Tennessee should really hire Jeff Fisher back to coach this team.
Holy Shit Stat of the Week #1: New England threw for 426 yards. Tennessee threw for negative 7 yards.
Holy Shit Stat of the Week #2: In 9 minutes and 56 seconds, Tom Brady threw five touchdown passes.
Holy Shit Stat of the Week #3: New Orleans scored 7 touchdowns, rushed for 133 yards, passed for 360 yards, and put up nearly 500 total yards against the number one ranked defense heading into yesterday’s game.

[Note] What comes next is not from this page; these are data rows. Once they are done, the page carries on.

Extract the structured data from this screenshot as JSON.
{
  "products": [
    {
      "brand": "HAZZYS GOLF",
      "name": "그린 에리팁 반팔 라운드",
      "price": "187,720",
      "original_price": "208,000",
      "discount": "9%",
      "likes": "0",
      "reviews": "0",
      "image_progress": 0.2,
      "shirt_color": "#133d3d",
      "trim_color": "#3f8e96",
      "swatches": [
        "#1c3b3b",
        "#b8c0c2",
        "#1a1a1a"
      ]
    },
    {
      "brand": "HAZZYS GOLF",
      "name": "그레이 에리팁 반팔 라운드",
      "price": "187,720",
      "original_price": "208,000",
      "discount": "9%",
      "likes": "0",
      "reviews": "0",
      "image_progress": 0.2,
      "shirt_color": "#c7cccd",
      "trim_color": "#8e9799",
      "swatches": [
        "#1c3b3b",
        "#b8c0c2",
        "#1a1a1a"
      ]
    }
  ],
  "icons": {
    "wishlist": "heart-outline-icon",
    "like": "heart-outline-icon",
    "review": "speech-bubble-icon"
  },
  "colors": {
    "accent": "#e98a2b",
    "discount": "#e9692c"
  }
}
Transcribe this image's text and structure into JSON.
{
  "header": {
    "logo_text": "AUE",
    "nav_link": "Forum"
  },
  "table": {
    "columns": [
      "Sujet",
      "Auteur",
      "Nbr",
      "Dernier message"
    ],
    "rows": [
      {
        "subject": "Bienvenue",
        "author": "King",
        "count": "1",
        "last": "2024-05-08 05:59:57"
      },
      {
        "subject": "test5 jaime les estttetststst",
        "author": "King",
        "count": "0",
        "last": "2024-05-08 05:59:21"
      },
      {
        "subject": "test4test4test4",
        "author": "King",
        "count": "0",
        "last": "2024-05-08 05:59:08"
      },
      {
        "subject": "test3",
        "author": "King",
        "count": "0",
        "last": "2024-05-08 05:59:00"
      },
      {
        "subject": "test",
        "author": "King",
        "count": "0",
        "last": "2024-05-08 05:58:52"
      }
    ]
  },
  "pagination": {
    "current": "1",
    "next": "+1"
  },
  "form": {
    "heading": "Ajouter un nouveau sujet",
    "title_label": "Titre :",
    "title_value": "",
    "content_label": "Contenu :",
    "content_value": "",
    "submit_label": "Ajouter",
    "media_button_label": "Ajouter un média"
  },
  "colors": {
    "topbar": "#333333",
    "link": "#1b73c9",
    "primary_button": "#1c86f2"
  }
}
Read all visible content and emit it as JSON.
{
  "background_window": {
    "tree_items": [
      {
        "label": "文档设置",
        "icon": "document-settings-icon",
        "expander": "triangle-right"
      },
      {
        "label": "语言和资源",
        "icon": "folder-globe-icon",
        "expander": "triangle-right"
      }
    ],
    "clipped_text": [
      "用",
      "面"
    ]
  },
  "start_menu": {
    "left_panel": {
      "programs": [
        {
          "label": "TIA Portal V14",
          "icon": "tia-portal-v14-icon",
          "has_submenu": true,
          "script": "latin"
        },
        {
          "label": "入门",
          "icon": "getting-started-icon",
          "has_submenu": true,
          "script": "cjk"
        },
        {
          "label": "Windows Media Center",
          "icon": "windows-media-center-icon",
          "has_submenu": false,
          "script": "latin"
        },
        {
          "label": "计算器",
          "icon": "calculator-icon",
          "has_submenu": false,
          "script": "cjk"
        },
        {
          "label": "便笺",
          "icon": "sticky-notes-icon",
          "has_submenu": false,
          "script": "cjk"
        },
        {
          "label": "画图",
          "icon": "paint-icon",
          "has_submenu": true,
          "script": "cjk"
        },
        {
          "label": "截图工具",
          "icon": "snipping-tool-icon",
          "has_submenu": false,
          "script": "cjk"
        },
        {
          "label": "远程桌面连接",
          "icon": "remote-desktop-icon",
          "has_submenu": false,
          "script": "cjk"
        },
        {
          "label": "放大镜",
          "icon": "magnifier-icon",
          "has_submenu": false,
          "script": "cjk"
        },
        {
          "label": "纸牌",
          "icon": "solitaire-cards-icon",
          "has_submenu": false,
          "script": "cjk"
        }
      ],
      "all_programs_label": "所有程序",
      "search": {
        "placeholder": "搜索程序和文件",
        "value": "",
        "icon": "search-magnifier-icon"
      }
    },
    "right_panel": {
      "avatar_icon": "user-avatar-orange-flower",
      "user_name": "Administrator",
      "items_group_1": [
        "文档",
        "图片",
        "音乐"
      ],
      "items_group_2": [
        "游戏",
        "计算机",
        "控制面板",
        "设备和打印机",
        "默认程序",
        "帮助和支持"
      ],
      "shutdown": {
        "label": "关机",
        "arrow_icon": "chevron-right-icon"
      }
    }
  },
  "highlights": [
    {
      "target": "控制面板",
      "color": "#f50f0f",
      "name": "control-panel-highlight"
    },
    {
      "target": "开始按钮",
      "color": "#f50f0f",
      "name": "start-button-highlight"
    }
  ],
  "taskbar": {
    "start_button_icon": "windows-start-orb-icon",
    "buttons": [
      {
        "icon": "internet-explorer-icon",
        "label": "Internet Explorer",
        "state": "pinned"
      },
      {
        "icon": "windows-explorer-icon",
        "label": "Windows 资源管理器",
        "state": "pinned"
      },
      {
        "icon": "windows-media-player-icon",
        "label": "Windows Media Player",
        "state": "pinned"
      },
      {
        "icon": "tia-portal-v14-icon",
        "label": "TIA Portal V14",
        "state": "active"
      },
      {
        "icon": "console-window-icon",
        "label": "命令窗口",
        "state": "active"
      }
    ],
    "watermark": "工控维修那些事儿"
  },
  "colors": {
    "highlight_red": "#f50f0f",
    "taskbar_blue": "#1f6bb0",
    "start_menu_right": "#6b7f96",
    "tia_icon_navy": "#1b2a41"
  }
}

Holy Shit Stat of the Week #4: During an 8 play sequence, the Steelers and Browns combined to turn the ball over 5 times.
Holy Shit Stat of the Week #5: Mark Sanchez had a quarterback rating of 8.3. And, no, I didn’t miss a number.
Random Monday Night Prediction: Denver’s defense is exposed and tonight’s game turns into a shootout. Chargers win 35-31.
Today’s distraction: A sure sign the John and Kate phenomenon of using your kids to become famous has gone too far. As an aside, why is everyone calling this kid ‘The Balloon Boy’ when he was never actually in the balloon. Can’t we just call him ‘Future Drug Dealer’?